June 1, 2023

By Maryam Missal


Pakistan witnessed a rise in the number of terrorist attacks in the 21 months since the Taliban takeover of Afghanistan. According to a report compiled by the Pakistan Institute for Peace Studies (PIPS), Pakistan has seen a surge of 73pc in terrorist attacks and a 138% rise in deaths due to terrorist attacks in Pakistan from August 2021 to April 2023.

The report, which includes important recommendations for policymakers, is the culmination of eight expert consultations, extensive monitoring, research, and analysis that the think tank has carried out since July 2021.

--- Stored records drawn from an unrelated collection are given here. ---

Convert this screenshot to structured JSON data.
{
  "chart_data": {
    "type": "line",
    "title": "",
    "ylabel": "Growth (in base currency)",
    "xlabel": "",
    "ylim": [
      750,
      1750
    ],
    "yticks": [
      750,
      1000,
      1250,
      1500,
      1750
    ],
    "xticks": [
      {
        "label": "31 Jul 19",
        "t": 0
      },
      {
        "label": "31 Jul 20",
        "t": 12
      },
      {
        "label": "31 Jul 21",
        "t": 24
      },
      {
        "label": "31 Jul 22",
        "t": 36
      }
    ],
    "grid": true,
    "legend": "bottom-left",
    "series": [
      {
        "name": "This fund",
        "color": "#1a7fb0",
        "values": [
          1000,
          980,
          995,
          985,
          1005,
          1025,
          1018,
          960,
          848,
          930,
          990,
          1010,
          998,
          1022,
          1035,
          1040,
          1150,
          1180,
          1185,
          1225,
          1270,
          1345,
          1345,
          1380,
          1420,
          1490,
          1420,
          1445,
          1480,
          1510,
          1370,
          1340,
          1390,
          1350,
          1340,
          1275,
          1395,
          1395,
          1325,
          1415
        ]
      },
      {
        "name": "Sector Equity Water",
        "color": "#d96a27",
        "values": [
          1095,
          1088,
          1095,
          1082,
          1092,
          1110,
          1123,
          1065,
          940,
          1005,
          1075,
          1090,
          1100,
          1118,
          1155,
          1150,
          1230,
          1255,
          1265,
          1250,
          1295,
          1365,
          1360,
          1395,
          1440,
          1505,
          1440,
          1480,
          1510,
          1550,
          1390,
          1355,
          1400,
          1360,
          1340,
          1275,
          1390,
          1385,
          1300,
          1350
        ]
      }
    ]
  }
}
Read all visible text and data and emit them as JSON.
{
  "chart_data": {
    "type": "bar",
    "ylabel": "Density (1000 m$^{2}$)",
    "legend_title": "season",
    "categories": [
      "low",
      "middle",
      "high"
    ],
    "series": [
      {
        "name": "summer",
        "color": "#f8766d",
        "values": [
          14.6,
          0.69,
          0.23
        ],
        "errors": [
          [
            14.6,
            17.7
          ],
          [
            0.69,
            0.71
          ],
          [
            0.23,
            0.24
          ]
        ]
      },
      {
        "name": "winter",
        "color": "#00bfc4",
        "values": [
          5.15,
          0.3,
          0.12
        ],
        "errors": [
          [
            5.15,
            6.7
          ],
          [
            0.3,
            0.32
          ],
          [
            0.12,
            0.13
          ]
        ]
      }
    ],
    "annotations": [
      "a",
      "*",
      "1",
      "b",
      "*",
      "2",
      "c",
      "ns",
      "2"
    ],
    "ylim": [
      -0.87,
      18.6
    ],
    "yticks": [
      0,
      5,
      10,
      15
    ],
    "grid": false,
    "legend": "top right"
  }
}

Since seizing power in Afghanistan, verified reports have emerged of human rights violations committed by the Afghan Taliban regime, including seizing the rights of women to access education and the workplace, as well as to participate in public life and navigate public spaces. In the process, the militant government has jeopardized peace in neighbouring Pakistan as well.

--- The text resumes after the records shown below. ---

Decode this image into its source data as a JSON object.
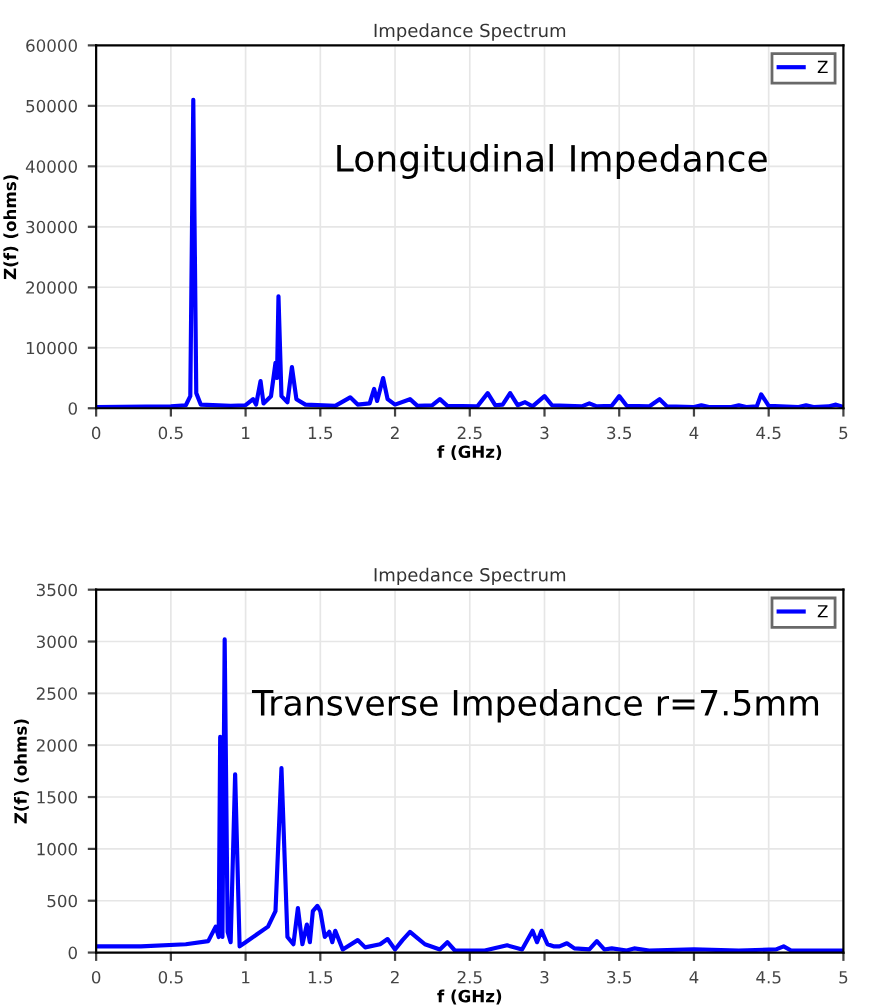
{
  "chart_data": [
    {
      "type": "line",
      "title": "Impedance Spectrum",
      "xlabel": "f (GHz)",
      "ylabel": "Z(f) (ohms)",
      "annotations": [
        "Longitudinal Impedance"
      ],
      "xlim": [
        0,
        5
      ],
      "ylim": [
        0,
        60000
      ],
      "xticks": [
        0,
        0.5,
        1,
        1.5,
        2,
        2.5,
        3,
        3.5,
        4,
        4.5,
        5
      ],
      "yticks": [
        0,
        10000,
        20000,
        30000,
        40000,
        50000,
        60000
      ],
      "grid": true,
      "legend": "top right",
      "marker": "none",
      "line_style": "solid",
      "series": [
        {
          "name": "Z",
          "color": "#0000ff",
          "x": [
            0,
            0.5,
            0.6,
            0.63,
            0.65,
            0.67,
            0.7,
            0.9,
            1.0,
            1.05,
            1.07,
            1.1,
            1.12,
            1.17,
            1.2,
            1.21,
            1.22,
            1.24,
            1.28,
            1.31,
            1.34,
            1.4,
            1.6,
            1.7,
            1.75,
            1.83,
            1.86,
            1.88,
            1.92,
            1.95,
            2.0,
            2.1,
            2.15,
            2.25,
            2.3,
            2.35,
            2.55,
            2.62,
            2.67,
            2.72,
            2.77,
            2.82,
            2.87,
            2.92,
            3.0,
            3.05,
            3.25,
            3.3,
            3.35,
            3.45,
            3.5,
            3.55,
            3.7,
            3.77,
            3.82,
            4.0,
            4.05,
            4.1,
            4.25,
            4.3,
            4.35,
            4.42,
            4.45,
            4.5,
            4.7,
            4.75,
            4.8,
            4.9,
            4.95,
            5.0
          ],
          "values": [
            200,
            300,
            500,
            2000,
            51000,
            2500,
            600,
            400,
            500,
            1500,
            600,
            4500,
            800,
            2000,
            7500,
            5000,
            18500,
            2000,
            1000,
            6800,
            1500,
            600,
            400,
            1800,
            600,
            800,
            3200,
            1200,
            5000,
            1500,
            600,
            1500,
            400,
            500,
            1500,
            400,
            300,
            2500,
            500,
            600,
            2500,
            500,
            1000,
            300,
            2000,
            500,
            300,
            800,
            300,
            400,
            2000,
            400,
            300,
            1500,
            300,
            200,
            500,
            200,
            200,
            500,
            200,
            300,
            2300,
            400,
            200,
            500,
            200,
            300,
            600,
            200
          ]
        }
      ]
    },
    {
      "type": "line",
      "title": "Impedance Spectrum",
      "xlabel": "f (GHz)",
      "ylabel": "Z(f) (ohms)",
      "annotations": [
        "Transverse Impedance r=7.5mm"
      ],
      "xlim": [
        0,
        5
      ],
      "ylim": [
        0,
        3500
      ],
      "xticks": [
        0,
        0.5,
        1,
        1.5,
        2,
        2.5,
        3,
        3.5,
        4,
        4.5,
        5
      ],
      "yticks": [
        0,
        500,
        1000,
        1500,
        2000,
        2500,
        3000,
        3500
      ],
      "grid": true,
      "legend": "top right",
      "marker": "none",
      "line_style": "solid",
      "series": [
        {
          "name": "Z",
          "color": "#0000ff",
          "x": [
            0,
            0.3,
            0.6,
            0.75,
            0.8,
            0.82,
            0.83,
            0.845,
            0.86,
            0.88,
            0.9,
            0.93,
            0.96,
            1.0,
            1.15,
            1.2,
            1.24,
            1.28,
            1.32,
            1.35,
            1.38,
            1.41,
            1.43,
            1.45,
            1.48,
            1.5,
            1.53,
            1.56,
            1.58,
            1.6,
            1.65,
            1.75,
            1.8,
            1.9,
            1.95,
            2.0,
            2.05,
            2.1,
            2.15,
            2.2,
            2.3,
            2.35,
            2.4,
            2.6,
            2.75,
            2.85,
            2.92,
            2.95,
            2.98,
            3.02,
            3.06,
            3.1,
            3.15,
            3.2,
            3.3,
            3.35,
            3.4,
            3.45,
            3.55,
            3.6,
            3.7,
            4.0,
            4.3,
            4.55,
            4.6,
            4.65,
            5.0
          ],
          "values": [
            60,
            60,
            80,
            110,
            250,
            150,
            2080,
            150,
            3020,
            200,
            100,
            1720,
            60,
            100,
            250,
            400,
            1780,
            150,
            80,
            430,
            80,
            270,
            100,
            400,
            450,
            400,
            150,
            200,
            100,
            210,
            30,
            120,
            50,
            80,
            130,
            30,
            120,
            200,
            140,
            80,
            30,
            100,
            20,
            20,
            70,
            30,
            210,
            100,
            210,
            80,
            60,
            60,
            90,
            40,
            30,
            110,
            30,
            40,
            20,
            40,
            20,
            30,
            20,
            30,
            60,
            20,
            20
          ]
        }
      ]
    }
  ]
}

According to research conducted by PIPS, the Afghan crisis has had a noticeable impact on terrorist violence in Khyber Pakhtunkhwa (KP) and Balochistan, where the number of attacks over these 21 months increased by 92 pc and 81 pc respectively. However, compared to the preceding 21 months before August 2021, the number of terrorist attacks in Punjab, Sindh, and the Islamabad Capital Territory (ICT) had shown a relative drop.

The report warns that these trends will only exacerbate Pakistan’s ongoing security problem with Taliban militancy.

“Prolonged over a longer period, such an environment of insecurity, militancy, and violence can pose serious threats to political and economic stability as well,”

the report states.

The Tehreek-e-Taliban Pakistan (TTP) has increased its activities in Pakistan. According to the report released by TTP, the outfit accepts responsibility for 76 attacks in Pakistan in May this year. The highest number of attacks were reported across KP: 23 in North Waziristan, 21 in South Waziristan, eight in Khyber and five in Peshawar.

Former senator Afrasiab Khattak at the launch of the report warned that the presence of militant groups in Afghanistan might spark a new battle and a second war of terror, both of which would have dire repercussions for the region. He encouraged Pakistan to alter its approach to Afghanistan, adding that the current one was faulty and would cause issues for Pakistan.